Auflagen für Elanco bei Bayer-Kauf 

Die Europäische Kommission hat den Verkauf der Tiergesundheitssparte Bayer AG (BAH) an das US-amerikanische Unternehmen Elanco Animal Health Inc. genehmigt. Der Beschluss ist allerdings an Auflagen geknüpft. 

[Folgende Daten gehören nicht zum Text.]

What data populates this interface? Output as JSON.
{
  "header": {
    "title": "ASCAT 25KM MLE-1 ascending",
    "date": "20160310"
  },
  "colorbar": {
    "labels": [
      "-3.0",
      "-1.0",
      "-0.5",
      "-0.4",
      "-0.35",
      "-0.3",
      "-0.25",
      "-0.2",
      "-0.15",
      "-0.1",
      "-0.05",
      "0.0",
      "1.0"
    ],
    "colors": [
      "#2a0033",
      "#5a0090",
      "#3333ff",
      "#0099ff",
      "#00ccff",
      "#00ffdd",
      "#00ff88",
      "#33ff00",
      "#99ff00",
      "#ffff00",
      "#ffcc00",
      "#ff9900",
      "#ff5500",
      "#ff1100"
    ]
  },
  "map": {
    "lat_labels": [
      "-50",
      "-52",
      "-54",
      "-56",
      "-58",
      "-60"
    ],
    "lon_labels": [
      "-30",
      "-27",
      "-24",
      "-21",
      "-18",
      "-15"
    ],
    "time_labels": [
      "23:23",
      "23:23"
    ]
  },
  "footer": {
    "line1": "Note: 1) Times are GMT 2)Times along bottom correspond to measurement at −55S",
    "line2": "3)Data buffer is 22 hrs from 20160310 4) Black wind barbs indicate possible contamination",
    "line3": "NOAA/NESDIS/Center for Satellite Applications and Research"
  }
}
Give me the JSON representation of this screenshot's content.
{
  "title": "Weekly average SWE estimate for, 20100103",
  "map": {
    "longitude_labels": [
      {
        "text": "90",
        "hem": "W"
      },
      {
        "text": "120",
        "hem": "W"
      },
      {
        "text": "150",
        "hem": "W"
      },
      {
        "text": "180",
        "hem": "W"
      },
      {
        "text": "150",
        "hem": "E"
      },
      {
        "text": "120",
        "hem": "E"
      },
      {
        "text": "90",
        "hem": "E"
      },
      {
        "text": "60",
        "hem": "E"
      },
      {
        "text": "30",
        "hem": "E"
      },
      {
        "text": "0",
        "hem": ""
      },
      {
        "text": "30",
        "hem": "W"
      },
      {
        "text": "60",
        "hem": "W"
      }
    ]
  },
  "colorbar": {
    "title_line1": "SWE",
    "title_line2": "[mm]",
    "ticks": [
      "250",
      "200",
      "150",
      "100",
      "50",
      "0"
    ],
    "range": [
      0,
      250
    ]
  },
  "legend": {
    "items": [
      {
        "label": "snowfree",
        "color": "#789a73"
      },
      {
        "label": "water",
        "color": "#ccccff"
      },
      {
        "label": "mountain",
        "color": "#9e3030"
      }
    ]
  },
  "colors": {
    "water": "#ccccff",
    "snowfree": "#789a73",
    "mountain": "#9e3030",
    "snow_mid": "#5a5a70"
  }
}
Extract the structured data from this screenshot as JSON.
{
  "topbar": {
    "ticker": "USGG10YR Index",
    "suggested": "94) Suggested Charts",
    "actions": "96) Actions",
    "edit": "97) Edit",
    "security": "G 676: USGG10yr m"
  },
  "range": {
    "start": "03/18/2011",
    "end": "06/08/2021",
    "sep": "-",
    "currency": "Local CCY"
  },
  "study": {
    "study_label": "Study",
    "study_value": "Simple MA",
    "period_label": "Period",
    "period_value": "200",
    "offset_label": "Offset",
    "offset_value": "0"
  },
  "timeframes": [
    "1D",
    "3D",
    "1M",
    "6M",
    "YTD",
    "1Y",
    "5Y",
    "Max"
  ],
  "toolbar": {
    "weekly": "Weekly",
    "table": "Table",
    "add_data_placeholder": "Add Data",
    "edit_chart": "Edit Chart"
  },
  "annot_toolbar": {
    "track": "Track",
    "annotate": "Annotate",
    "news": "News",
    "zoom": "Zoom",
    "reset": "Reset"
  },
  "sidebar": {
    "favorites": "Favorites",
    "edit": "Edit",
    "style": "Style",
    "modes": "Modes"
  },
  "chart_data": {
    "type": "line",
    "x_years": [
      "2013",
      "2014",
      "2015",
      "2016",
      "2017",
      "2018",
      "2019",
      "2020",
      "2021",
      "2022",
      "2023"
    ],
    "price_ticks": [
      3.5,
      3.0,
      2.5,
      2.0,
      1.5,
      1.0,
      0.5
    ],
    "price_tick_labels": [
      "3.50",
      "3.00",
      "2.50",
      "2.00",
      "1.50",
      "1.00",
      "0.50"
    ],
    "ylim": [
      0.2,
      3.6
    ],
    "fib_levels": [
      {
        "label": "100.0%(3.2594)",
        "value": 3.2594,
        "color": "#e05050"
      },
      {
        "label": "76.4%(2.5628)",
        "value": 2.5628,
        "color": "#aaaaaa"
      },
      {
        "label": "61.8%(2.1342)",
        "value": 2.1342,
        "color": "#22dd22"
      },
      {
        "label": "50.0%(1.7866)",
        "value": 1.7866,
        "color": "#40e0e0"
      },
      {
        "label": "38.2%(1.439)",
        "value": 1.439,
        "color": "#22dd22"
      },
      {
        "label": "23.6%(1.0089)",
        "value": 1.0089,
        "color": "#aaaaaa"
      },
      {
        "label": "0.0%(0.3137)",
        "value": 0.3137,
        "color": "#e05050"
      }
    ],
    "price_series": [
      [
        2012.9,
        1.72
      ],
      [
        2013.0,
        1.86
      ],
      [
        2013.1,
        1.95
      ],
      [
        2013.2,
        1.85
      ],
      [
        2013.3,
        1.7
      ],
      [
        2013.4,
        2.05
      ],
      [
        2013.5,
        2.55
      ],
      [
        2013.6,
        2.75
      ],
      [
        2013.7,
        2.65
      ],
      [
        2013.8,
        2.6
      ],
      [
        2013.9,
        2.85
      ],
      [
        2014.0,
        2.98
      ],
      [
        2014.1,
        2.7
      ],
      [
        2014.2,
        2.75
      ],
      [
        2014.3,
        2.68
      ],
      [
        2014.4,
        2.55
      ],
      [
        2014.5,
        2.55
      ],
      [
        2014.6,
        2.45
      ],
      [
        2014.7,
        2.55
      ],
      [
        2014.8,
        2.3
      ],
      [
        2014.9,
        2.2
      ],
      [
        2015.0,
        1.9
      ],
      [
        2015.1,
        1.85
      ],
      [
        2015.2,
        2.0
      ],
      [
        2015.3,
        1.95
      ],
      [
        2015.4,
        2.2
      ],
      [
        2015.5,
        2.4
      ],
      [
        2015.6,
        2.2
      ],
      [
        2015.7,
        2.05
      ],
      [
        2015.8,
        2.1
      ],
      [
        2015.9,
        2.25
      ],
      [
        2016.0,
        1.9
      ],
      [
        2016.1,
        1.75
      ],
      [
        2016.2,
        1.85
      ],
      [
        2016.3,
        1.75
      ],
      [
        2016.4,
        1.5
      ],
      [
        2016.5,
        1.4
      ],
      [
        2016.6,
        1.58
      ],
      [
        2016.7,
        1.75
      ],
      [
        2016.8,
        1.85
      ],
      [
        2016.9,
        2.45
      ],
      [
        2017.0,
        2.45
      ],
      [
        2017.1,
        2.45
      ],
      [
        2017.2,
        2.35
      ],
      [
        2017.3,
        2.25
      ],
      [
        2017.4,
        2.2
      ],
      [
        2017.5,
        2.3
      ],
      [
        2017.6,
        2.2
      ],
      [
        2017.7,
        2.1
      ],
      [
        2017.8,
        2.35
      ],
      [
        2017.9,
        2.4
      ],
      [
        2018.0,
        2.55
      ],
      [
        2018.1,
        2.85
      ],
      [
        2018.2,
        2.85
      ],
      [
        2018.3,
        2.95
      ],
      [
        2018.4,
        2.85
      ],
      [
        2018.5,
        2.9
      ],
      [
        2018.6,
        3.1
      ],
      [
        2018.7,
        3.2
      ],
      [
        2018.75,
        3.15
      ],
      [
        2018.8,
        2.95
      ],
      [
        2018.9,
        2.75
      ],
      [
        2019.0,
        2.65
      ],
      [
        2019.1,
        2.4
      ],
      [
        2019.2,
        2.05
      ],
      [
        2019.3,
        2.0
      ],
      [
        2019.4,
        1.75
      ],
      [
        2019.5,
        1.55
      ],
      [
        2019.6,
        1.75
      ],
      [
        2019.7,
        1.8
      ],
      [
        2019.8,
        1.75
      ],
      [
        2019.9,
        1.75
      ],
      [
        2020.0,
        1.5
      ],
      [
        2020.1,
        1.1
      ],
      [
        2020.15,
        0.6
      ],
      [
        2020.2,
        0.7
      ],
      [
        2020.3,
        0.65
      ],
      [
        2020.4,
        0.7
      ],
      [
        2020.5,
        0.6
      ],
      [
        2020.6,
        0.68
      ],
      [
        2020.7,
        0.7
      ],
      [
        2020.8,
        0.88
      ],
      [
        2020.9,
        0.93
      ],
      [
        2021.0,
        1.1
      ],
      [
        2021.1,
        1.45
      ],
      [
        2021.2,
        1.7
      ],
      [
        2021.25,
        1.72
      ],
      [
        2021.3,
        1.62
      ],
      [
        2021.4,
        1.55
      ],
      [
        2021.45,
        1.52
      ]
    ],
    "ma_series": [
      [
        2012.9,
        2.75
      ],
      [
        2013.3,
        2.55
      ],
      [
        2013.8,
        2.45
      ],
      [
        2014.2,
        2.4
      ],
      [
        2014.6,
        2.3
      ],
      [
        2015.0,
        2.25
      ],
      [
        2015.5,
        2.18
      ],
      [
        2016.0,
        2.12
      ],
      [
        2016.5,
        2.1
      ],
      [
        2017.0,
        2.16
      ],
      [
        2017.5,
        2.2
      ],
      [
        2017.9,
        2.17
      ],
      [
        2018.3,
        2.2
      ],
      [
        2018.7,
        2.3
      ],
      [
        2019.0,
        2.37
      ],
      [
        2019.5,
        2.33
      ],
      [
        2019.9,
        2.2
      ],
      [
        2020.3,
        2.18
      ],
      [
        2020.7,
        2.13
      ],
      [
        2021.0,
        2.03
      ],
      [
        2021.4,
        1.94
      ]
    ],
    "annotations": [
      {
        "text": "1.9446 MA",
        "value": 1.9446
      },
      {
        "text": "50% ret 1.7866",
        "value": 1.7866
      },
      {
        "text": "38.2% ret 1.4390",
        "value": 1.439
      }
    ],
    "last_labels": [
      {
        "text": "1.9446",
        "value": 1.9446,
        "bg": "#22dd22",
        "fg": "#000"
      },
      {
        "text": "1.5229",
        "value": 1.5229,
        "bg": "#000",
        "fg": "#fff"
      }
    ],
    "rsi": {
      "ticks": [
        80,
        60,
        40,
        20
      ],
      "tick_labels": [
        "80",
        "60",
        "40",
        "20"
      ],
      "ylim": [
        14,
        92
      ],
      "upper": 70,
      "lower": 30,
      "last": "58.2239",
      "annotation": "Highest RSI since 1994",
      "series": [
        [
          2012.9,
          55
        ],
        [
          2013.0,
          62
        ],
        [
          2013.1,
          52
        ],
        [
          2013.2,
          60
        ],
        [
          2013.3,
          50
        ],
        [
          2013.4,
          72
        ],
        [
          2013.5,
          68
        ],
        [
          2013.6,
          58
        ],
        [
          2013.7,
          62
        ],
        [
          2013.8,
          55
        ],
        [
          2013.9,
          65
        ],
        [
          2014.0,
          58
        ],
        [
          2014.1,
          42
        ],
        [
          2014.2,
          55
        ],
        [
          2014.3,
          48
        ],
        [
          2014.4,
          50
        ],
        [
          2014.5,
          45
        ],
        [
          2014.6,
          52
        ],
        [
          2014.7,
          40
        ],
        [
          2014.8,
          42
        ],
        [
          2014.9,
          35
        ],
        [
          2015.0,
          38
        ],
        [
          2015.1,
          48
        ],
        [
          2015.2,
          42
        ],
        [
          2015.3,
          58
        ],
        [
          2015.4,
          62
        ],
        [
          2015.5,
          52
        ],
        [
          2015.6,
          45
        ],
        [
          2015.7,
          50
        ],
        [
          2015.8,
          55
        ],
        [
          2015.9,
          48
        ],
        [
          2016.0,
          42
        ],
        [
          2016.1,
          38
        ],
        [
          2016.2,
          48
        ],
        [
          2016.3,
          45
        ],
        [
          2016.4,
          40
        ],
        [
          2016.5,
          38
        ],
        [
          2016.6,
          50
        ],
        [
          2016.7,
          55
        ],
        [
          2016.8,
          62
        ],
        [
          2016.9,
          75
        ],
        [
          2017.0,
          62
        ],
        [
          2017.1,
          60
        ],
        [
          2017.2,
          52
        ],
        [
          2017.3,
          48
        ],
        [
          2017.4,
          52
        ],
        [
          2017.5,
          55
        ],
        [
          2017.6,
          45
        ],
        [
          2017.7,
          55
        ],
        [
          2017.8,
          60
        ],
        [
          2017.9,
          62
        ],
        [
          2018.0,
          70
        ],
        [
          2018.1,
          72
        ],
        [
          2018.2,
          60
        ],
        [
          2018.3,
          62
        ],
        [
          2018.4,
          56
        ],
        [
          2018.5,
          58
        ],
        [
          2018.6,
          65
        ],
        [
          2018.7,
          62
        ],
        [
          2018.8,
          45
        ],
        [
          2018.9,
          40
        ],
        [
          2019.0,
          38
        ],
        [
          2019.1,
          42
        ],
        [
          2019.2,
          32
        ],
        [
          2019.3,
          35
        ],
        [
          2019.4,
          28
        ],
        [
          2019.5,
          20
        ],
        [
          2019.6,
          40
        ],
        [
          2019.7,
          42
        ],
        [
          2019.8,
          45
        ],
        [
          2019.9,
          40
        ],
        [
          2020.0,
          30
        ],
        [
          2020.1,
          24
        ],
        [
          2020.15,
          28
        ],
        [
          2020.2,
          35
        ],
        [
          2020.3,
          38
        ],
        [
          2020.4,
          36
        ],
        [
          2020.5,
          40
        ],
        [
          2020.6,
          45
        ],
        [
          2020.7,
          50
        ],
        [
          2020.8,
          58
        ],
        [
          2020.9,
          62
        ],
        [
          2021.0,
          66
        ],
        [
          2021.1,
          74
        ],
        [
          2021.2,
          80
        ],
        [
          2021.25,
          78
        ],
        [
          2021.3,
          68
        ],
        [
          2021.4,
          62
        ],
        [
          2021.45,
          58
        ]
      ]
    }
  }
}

Elanco Animal Health Inc. darf die Tiergesundheitssparte von Bayer übernehmen, teilte die Europäische Kommission mit. Der Behörde zufolge wird mit der Übernahme das zweitgrößte Tiergesundheitsunternehmen der Welt entstehen. Daher sei die Übernahme an die Auflage geknüpft, dass verschiedene Arten von Parasitiziden sowie Mittelohrentzündungsprodukte an andere Unternehmen „im Europäischen Wirtschaftsraum (EWR), im Vereinigten Königreich und weltweit veräußert“ werden müssen.
Die EU-Kommission stellte fest, dass der Zusammenschluss in der ursprünglich angemeldeten Form in einer Reihe von Ländern des EWR sowie im Vereinigten Königreich kartellrechtlich „bedenklich gewesen wäre“. Insbesonders der drohende eingeschränkte Wettbewerb bei Antikokzidialen für Wiederkäuer sowie bei Parasitiziden für Haustiere bereitete den EU-Kartellwächtern Bauchschmerzen, da beide Unternehmen auf diesen Märkten eine starke Marktposition innehaben. Zudem gebe es auf diesen Märkten „nur eine begrenzte Zahl von Konkurrenten“. Die Untersuchungen hätten ergeben, dass für die betreffenden Arzneimittel und die in diesem Fall beteiligten Tiergruppen der Wettbewerb zwischen den Anbietern aufgrund der nationalen Regulierungs- und Vertriebssysteme in der Regel auf nationaler Ebene stattfinde.

Vecoxan auf der Verkaufliste

Zugleich kam die Kommission aber auch zu dem Schluss, dass für die Mehrzahl der von Elanco und der Tiergesundheitssparte Bayer AG veräußerten Produkte keine wettbewerbsrechtlichen Bedenken bestehen. Aufgrund der Brüsseler Anliegen hätten die beiden Antragssteller angeboten, Produkte sowie auch die sich in der Entwicklung befindlichen Erzeugnisse gegen Mittelohrentzündung, Antikokzidiale und Parasitiziden für Haustiere im EWR und Vereinigten Königreich an einen oder mehrere geeignete Käufer zu veräußern. Dazu gehörten auch alle erforderlichen Vermögenswerte wie geltende Lizenzen, Verträge und Marken sowie einschlägige Studien und Daten. Betroffen ist unter anderem das für Wiederkäuer entwickelte Antikokzidial Vecoxan von Elanco. Mit diesen Zugeständnissen seien alle wettbewerbsrechtlichen Bedenken „in vollem Umfang ausgeräumt“.